Speak for yourself, I most certainly do pick out individual types of instruments @every concert of any musical genre I go to, especially harp---close your eyes, you can still determine what direction in a concert hall the harp is placed at usually...ever been to opera performance, if you can't tell where the voices are coming from, probably wasted your money going to the performance or you have cheap seats way up in the clouds...room interaction contention is specious at best, nonsense at worst, is that
gentle enough ;p . Then again, in another post you mentioned that the design should be able to play all music genre, but then go on to mention CL2 won't be loud enough for a metal head? Based on what amplifier/amplification tests you have done?
Best thing I'm getting out of this thread, and it seems to apply more broadly...so many individual models, have equal number of users that want differing things from the same model, so either knock it for perceived flaws, or praise for same 'flaws', all saying 'synergy' is the key, the whole package from source to ears, all those components make little differences that add up to a complete whole of the parts.
Another nonsensical statement, if single driver speakers were the be-all-end-all, why are multi-driver, multi-crossover speakers the dominant market?
good speaker design, employs crossovers that do a good job, which costs time/money vs diminishing returns, at some point a compromise is made. This is an old debate that will never be 'won'.
I think there are plenty of audio experts that will disagree with such blanket statements, plenty will say that a hybrid driver setup provides the best of both worlds, using BA that you do not like.
Planar bass is 'acoustically correct' ...nonsensical, it can be 'correct' or 'incorrect' depending on how successful the design implementation.
Uh, BMW Motorsports or Mercedes AMG? I vastly prefer the subtle floral qualities of fresh juicy/fruity Tahitian vanilla beans in my freshly made French pastry cream, or vanilla custard ice cream base.

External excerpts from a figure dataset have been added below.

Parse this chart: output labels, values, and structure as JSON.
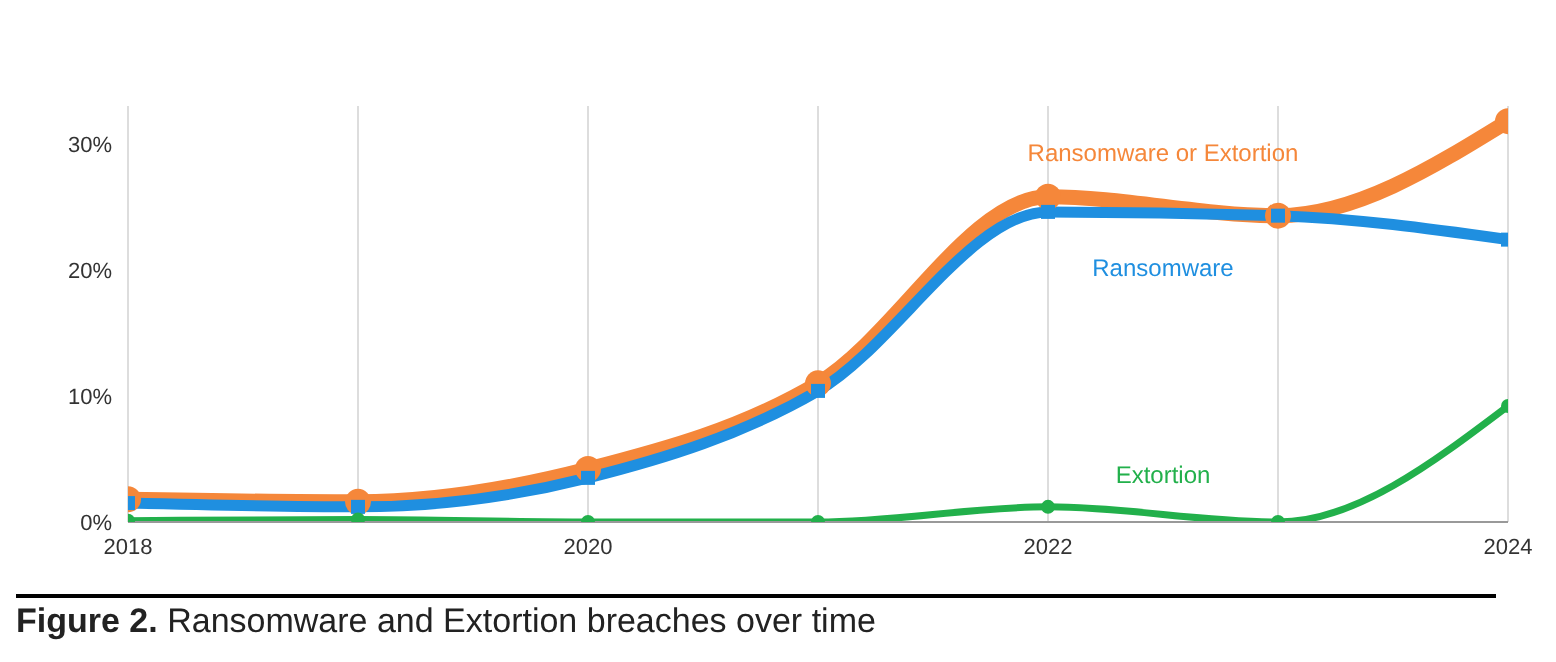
{
  "chart_data": {
    "type": "line",
    "title": "Figure 2. Ransomware and Extortion breaches over time",
    "x": [
      2018,
      2019,
      2020,
      2021,
      2022,
      2023,
      2024
    ],
    "series": [
      {
        "name": "Ransomware or Extortion",
        "color": "#f5873a",
        "marker": "circle",
        "values": [
          1.8,
          1.6,
          4.2,
          11,
          25.8,
          24.3,
          31.8
        ]
      },
      {
        "name": "Ransomware",
        "color": "#1f8fe0",
        "marker": "square",
        "values": [
          1.5,
          1.2,
          3.5,
          10.4,
          24.6,
          24.3,
          22.4
        ]
      },
      {
        "name": "Extortion",
        "color": "#22b04b",
        "marker": "circle",
        "values": [
          0.1,
          0.2,
          0,
          0,
          1.2,
          0,
          9.2
        ]
      }
    ],
    "xlim": [
      2018,
      2024
    ],
    "xticks": [
      2018,
      {
        "value": 2019,
        "label": null
      },
      2020,
      {
        "value": 2021,
        "label": null
      },
      2022,
      {
        "value": 2023,
        "label": null
      },
      2024
    ],
    "ylim": [
      0,
      33
    ],
    "yticks": [
      {
        "value": 0,
        "label": "0%"
      },
      {
        "value": 10,
        "label": "10%"
      },
      {
        "value": 20,
        "label": "20%"
      },
      {
        "value": 30,
        "label": "30%"
      }
    ],
    "grid": "x",
    "legend": false
  }
}
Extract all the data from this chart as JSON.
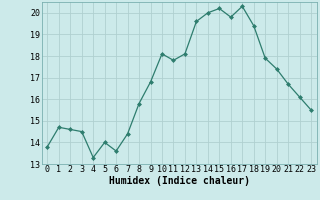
{
  "x": [
    0,
    1,
    2,
    3,
    4,
    5,
    6,
    7,
    8,
    9,
    10,
    11,
    12,
    13,
    14,
    15,
    16,
    17,
    18,
    19,
    20,
    21,
    22,
    23
  ],
  "y": [
    13.8,
    14.7,
    14.6,
    14.5,
    13.3,
    14.0,
    13.6,
    14.4,
    15.8,
    16.8,
    18.1,
    17.8,
    18.1,
    19.6,
    20.0,
    20.2,
    19.8,
    20.3,
    19.4,
    17.9,
    17.4,
    16.7,
    16.1,
    15.5
  ],
  "line_color": "#2e7d6e",
  "marker": "D",
  "marker_size": 2,
  "bg_color": "#cceaea",
  "grid_color": "#b0d0d0",
  "xlabel": "Humidex (Indice chaleur)",
  "xlim": [
    -0.5,
    23.5
  ],
  "ylim": [
    13,
    20.5
  ],
  "yticks": [
    13,
    14,
    15,
    16,
    17,
    18,
    19,
    20
  ],
  "xticks": [
    0,
    1,
    2,
    3,
    4,
    5,
    6,
    7,
    8,
    9,
    10,
    11,
    12,
    13,
    14,
    15,
    16,
    17,
    18,
    19,
    20,
    21,
    22,
    23
  ],
  "xlabel_fontsize": 7,
  "tick_fontsize": 6
}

If you value your life, you'd not offer me anchovies in ice cream, pizza yes!
LOL, I have a huge loss of hearing @8k, so the 'bass' heavy profile, the only one that does not drop 6db+ @8k according to that graph; is the best for my ears, even though I'm not a basshead, prefer treble 1st, bass 2nd, mids 3rd cause they are needed for singing voices.
Planar bass in Auduze LCD-2 is not what I find interesting, when compared to planar bass from Hifiman HE-1000.
Soundspace on HE-1000 is not 'better' but different/more to my liking in the HE-1000 compared to the 'signature' natural/theoretical flat LCD-2?
Though I'd prefer a nice crossover designed DNA mix of HE-1000 & Sennheiser's HD800 wide/airy soundspace, or maybe throw in superior treble of a Stax,
^3 'synthetic crossover' design of those 3 cans, put it into a nice cheap custom 3D printed true wireless earphone with 12hrs runtime, I'm down with that
....and it must cost <$300...california dreamin.